Bantam Cinema opened in 1927 as the Rivoli Theater in Litchfield. It survived the end of silent film and the rise of the talkies; the onset of television and the birth and then death of video rental stores; and endured, perhaps with a few bruises, the streaming era and challenges of a film industry increasingly geared toward comic book adaptations.
But it couldn’t survive COVID-19.
The oldest continually operated movie theater in Connecticut closed its doors in March during the state shutdown. In June its current owners announced that closure would be permanent unless they find a buyer.
Sidney Koch, who purchased the theater with others in 2007, says the business had grown increasingly challenging in recent years and that COVID-19 “was the last straw.” But, from potential buyers, “there is a considerable amount of interest. There are some people who have extraordinarily clever and, what appear to me, very viable plans.”
“I think it's important to maintain the theater,” he says. “It hasn't been permanently closed in 93 years and I wouldn't like to be the first one to close it.”
Whoever buys it will be entering uncharted waters for independent and commercial theaters. Bethel Cinema, a longtime favorite in the Danbury area for arthouse films, announced it was closed for good in April, though its owners, like Bantam Cinema's, hope to find a buyer. The Gilson Cafe & Cinema in Winsted resorted to a GoFundMe campaign to survive the shutdown and raised nearly $27,000 in donations before its planned reopening in July. And independent theaters in Connecticut are not the only theaters struggling. The major movie chain AMC announced a first quarter loss of $2.2 billion, while the CEO of Cinemark, another large movie chain, says he doesn’t expect the industry to return to normal until 2022.
Adam Birnbaum, director of programing at the Avon Theatre Film Center in Stamford, says it is likely there will be “fewer and fewer theaters out there in the state.”
The theaters that survive will have to compete with an increasingly wide array of at-home streaming options. But this is an area where Birnbaum says independent cinema has an advantage because independent films have been released direct to streaming for a while now, although the trend is just now catching on with bigger-budget productions. “This is something that we’ve had to coexist with as independent theaters for well over a decade now,” Birnbaum says.
The Avon theater is surviving thanks to its robust membership program and donations, but Birnbaum says they can use all the support they can get.

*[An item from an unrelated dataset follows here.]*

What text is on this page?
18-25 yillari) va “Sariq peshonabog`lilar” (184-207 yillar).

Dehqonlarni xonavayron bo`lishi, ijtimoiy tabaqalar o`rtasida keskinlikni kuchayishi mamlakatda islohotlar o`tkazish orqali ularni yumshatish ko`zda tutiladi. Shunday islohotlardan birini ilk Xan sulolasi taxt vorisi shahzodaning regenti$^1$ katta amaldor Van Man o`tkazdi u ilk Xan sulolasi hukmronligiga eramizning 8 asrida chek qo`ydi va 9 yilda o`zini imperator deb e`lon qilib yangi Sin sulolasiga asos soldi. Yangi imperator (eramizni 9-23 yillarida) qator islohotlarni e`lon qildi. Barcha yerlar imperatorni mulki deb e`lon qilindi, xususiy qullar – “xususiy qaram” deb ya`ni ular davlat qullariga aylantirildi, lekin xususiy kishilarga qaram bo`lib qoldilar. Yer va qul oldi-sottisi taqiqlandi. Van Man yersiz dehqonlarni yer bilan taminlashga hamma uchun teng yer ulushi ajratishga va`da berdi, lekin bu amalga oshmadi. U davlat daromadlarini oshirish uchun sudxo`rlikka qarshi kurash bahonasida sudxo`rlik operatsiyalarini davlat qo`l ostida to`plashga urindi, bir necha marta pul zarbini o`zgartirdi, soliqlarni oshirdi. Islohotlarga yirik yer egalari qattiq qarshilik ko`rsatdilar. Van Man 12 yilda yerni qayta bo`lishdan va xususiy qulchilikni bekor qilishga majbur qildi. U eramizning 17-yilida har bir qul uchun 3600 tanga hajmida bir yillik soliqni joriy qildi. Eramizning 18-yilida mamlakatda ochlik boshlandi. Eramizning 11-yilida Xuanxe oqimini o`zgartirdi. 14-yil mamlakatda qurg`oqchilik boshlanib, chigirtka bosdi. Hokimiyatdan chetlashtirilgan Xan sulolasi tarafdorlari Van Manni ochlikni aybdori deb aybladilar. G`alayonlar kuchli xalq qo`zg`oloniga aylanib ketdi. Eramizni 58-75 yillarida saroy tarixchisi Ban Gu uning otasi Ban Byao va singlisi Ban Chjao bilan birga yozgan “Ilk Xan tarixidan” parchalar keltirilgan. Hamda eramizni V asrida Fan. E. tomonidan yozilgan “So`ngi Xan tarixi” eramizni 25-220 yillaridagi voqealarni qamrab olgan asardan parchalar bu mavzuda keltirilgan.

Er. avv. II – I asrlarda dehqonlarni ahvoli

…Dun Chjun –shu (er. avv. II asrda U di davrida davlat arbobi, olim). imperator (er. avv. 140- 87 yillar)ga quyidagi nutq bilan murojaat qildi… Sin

He urges those comfortable enough to see a film to come out, and asks those who remain hesitant, to consider making a donation, becoming a member, or buying a gift certificate. No matter what, he says, “please continue to support your local cinema.”
All movie theaters had to make big changes to comply with health requirements. But the biggest changes of all might be at Mystic Luxury Cinemas at Olde Mistick Village, which had been planning renovations even before the pandemic. With an expected reopening in July, the theater has the following upgrades: the rows of red seats have been replaced with luxury electric recliners that offer tables and heating and are spaced farther apart; new sound systems in all four auditoriums; new flooring for electrical wiring; and a new online reservation system to make ticketing safer and more convenient.